One teacher’s perspective on the night before school.
It’s a strange feeling knowing you don’t have to go back to work for a whole term. My usual feelings at this time would be mixed with apprehension, a little anxiety and excitement of seeing my work colleagues. But tonight is different. Very different. It feels kind of strange and surreal. Teaching I think does that to you. You give your ALL to this profession and it takes hold of ALL of you; tightly. There’s a point where you must learn to reset your mind to be ready for the onslaught of all that’s to come. This is teaching. Be ready to roll with the highs and lows.

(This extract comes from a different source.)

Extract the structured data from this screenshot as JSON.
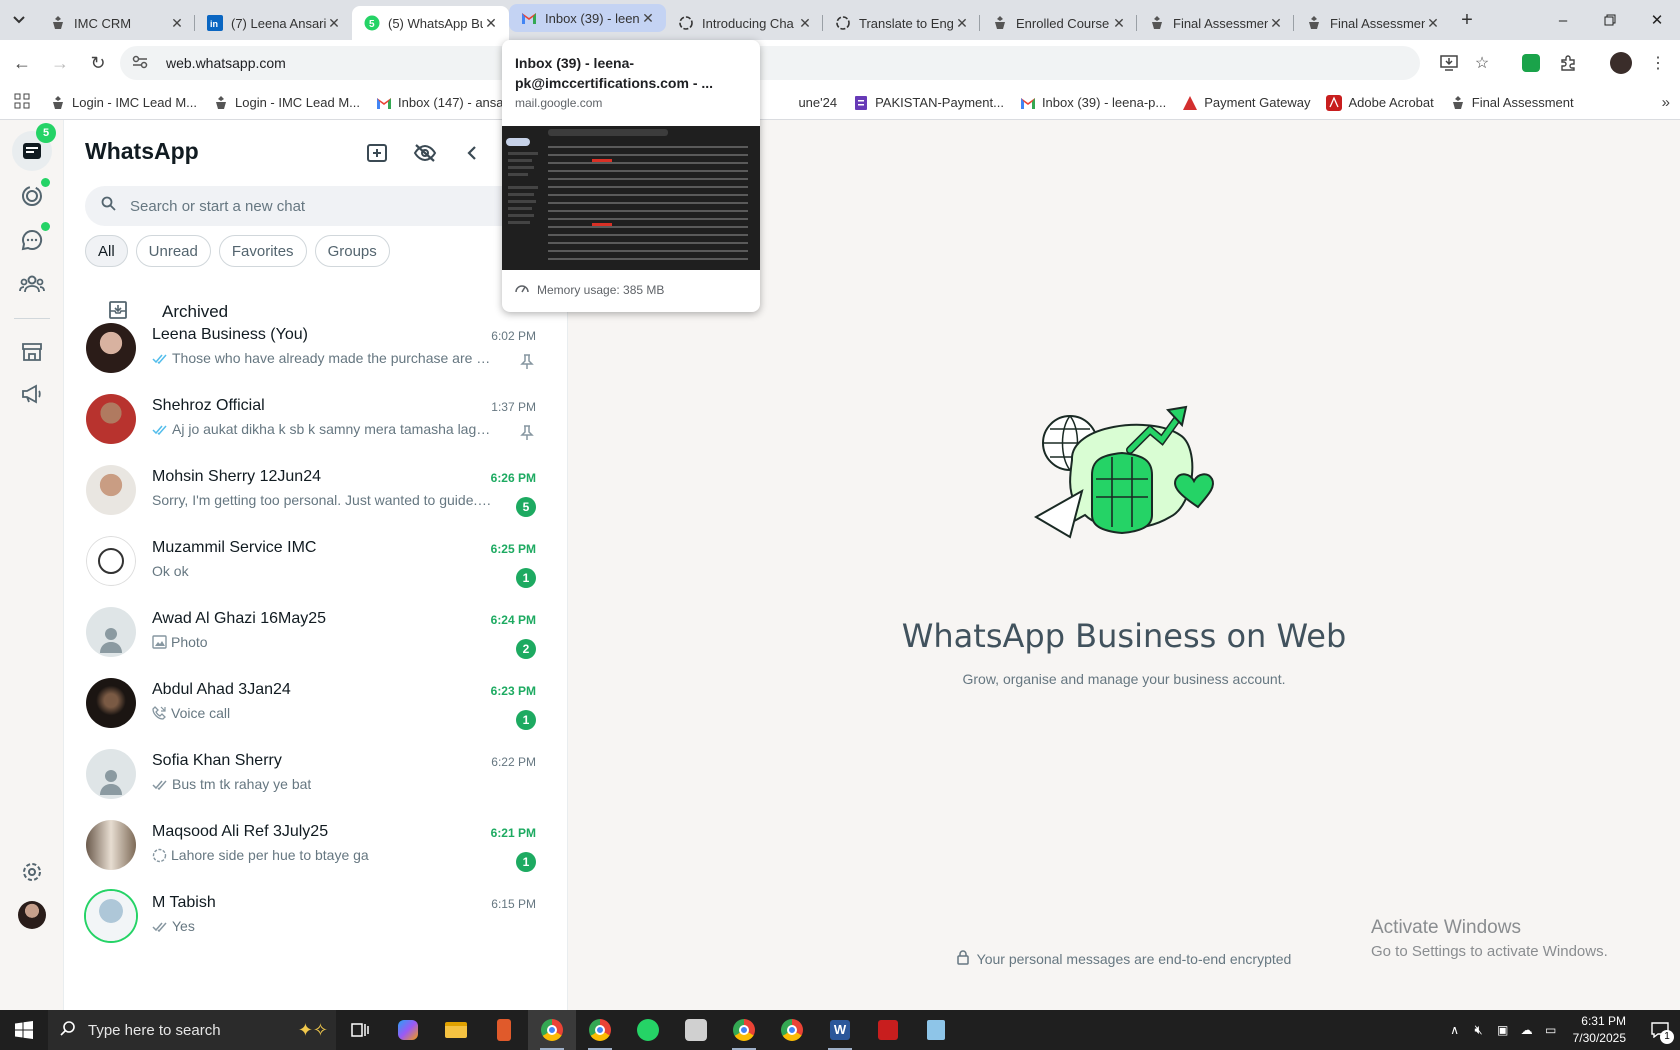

So it’s strange not to be hyping myself up right now, giving myself little pep talks and connecting with my peers to empathize with how they’re handling it. “We can do this” we might say to one another, “it’s only 10 weeks, you’ve got this!”. But why is this? Am I alone in feeling this way? And when did I start to feel like this? As I reflect on this, and if I am honest with myself, I think it stems from a feeling of burn out. I never thought I would say this or feel this, but it’s just where I am right now. How I got here, well I would like to explore this over my time off. My time away from it all. The pressures, the expectations, the emails, the self-questioning, the good and bad lessons and the daily tricks to keep my class functioning. I long to feel the drive, the passion, the exhilaration of teaching again. And if you are one of those teachers currently in the threshold of the feelings that come with the day before heading back to school, then I am with you. I understand you. My hope for you exceptionally special species of humans is — YOU can do this and YOU will do it, super well. Because you care, you are strong and are a TEAM. Enjoy your term!